Navigating the AI Agent Tech Stack

There is a lot to consider when developing an AI agent. Luckily, understanding the AI agent tech stack can be a huge help to developers who are looking to build successful agents. The tech stack is a layered web of tools that help agents adequately act, reason, react and evolve. Each layer serves its own purpose, while also working in tandem with other layers to achieve a greater goal.
The first step in the tech stack is data collection and integration. This layer acts as the foundation to AI agent development. It involves high quality, real-world, real-time and often unstructured data, all of which is used to teach the AI agent about its surroundings. In order to act reliably, an agent needs to be able to understand the world and context around it, making it vital to invest in sufficient data.
There are many ways to introduce data to an agent. Developers may train a model, use retrieval-augmented generation (RAG) systems or build an agent so it has the capacity to respond to live market changes.
Services like Bright Data can help with the data collection and integration layer of the tech stack. More specifically, Bright Data provides the tools and scaffolding that allows AI developers to access the public web efficiently. It does so through the use of search API, unlocker API, web scraper API, custom scrapers, dataset marketplaces and AI annotations.

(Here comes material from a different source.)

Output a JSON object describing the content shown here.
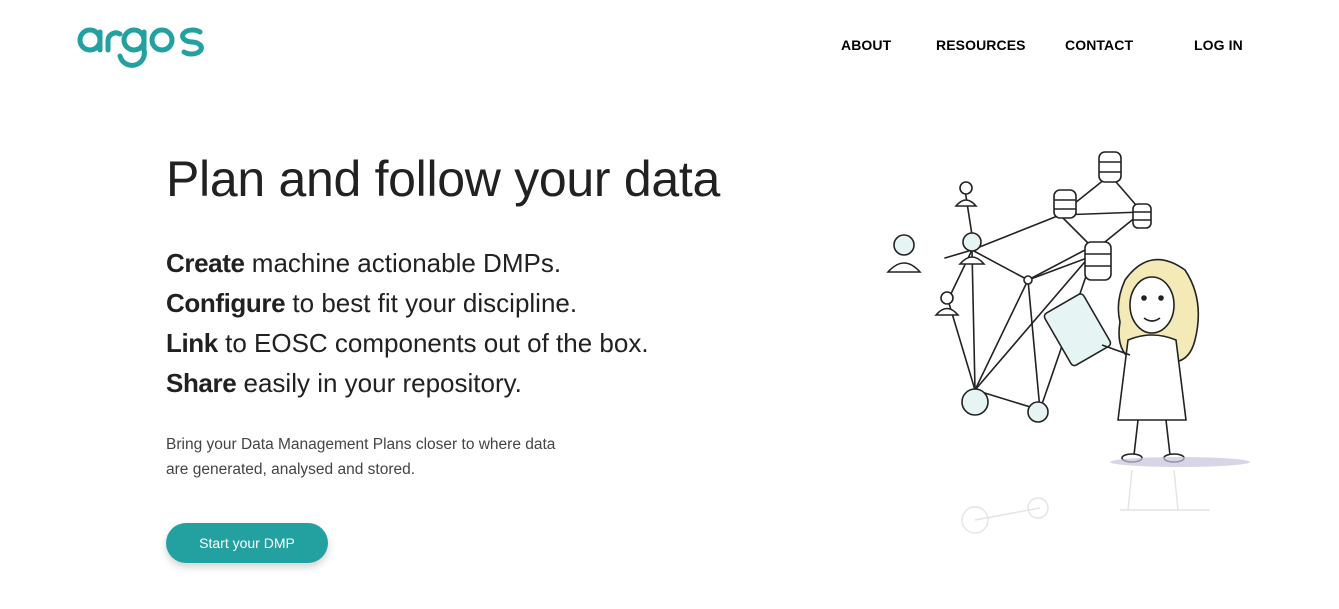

Once developers have used the data collection and integration layer to input important and relevant data into the agent, they can address the rest of the tech stack. There are several layers involved in the full stack.
Vertical agents are one example. This layer involves pre-built agents that assist in specific industries or tasks. Several programs help with this layer. For example, a developer may want to use Adapt, Factory, MultiOn or Lindy to manage vertical agents.
Another important layer is agent hosting and serving, which is composed of platforms that host, manage and deploy AI agents. This is the layer in which the agent comes to live, beginning to operate in dynamic ways. Useful programs related to this layer are LangGraph, Hugging Face and AWS.
Observability is critical to the success of agents, and is another piece in the tech stack. Observability entails real-time monitoring and debugging. This helps keep AI agents transparent and reliable. Observability is especially important as agents become more autonomous; tracing decisions and debugging problems is key to success. Many developers use LangSmith, Weights & Biases and WhyLabs to address observability. Each of these services has its own speciality. For example, LangSmith traces and debugs LLM-powered workflows. WhyLabs, on the other hand, observes data drift and model anomalies in the production process.
The next layer is agent frameworks. These frameworks are libraries that are designed to build and manage AI agents. Agent frameworks determine how agents are structured and how they function and reason. Like the other layers, there are specific services that specialize with agent frameworks. Common programs include Crew AI, LangGraph and DSPy.
Developers will also want to consider memory, as agents need to be able to retain context, interactions and knowledge in order to stay up-to-date and accurate. Memory is often powered by vector databases. ChromaDB is a common tool when addressing memory, as it is lightweight and a good choice for local-first development. Weaviate is helpful for larger projects, and is modular and ML-friendly.
When it comes to expanding an AI agent’s reach to the real world, tool libraries are essential. These libraries help the agent interact with external systems, search engines and databases. LangChain, OpenAI Functions and Exa can all help developers maximize tool libraries.
In order to run simulations and make decisions, AI agents need to write and run code. Sandboxes are the perfect place for this, allowing agents to safely test codes. Decisions are then made in the model serving layer. This layer is where LLMs are hosted and accessed, allowing the agent to make decisions based on quality reasoning and language generation. There are many tools available to developers when it comes to model serving. Common services include OpenAI, Anthropic, Mistral, Groq and AWS.
Finally, storage rounds out the final layer in the tech stack. This is where agents keep their data, knowledge and past decisions. Good storage is vital when it comes to reproducing a decision, as well as staying compliant. Additionally, having storage allows for improvement, as the agent can build on its past history to reach greater heights. Amazon S3 is a popular tool for scalable object storage. Google Cloud Storage and Vector DBs are also common tools.
The tech stack is complex and composed of many parts, but it is essential in the production of a reliable agent and should be familiar to developers. A key takeaway of AI agent development is the importance of data, which is the foundation for the entire tech stack. Each layer has its own use, and many services exist to assist developers navigate the tech stack. Building knowledge about the tech stack will go a long way in success in the AI world.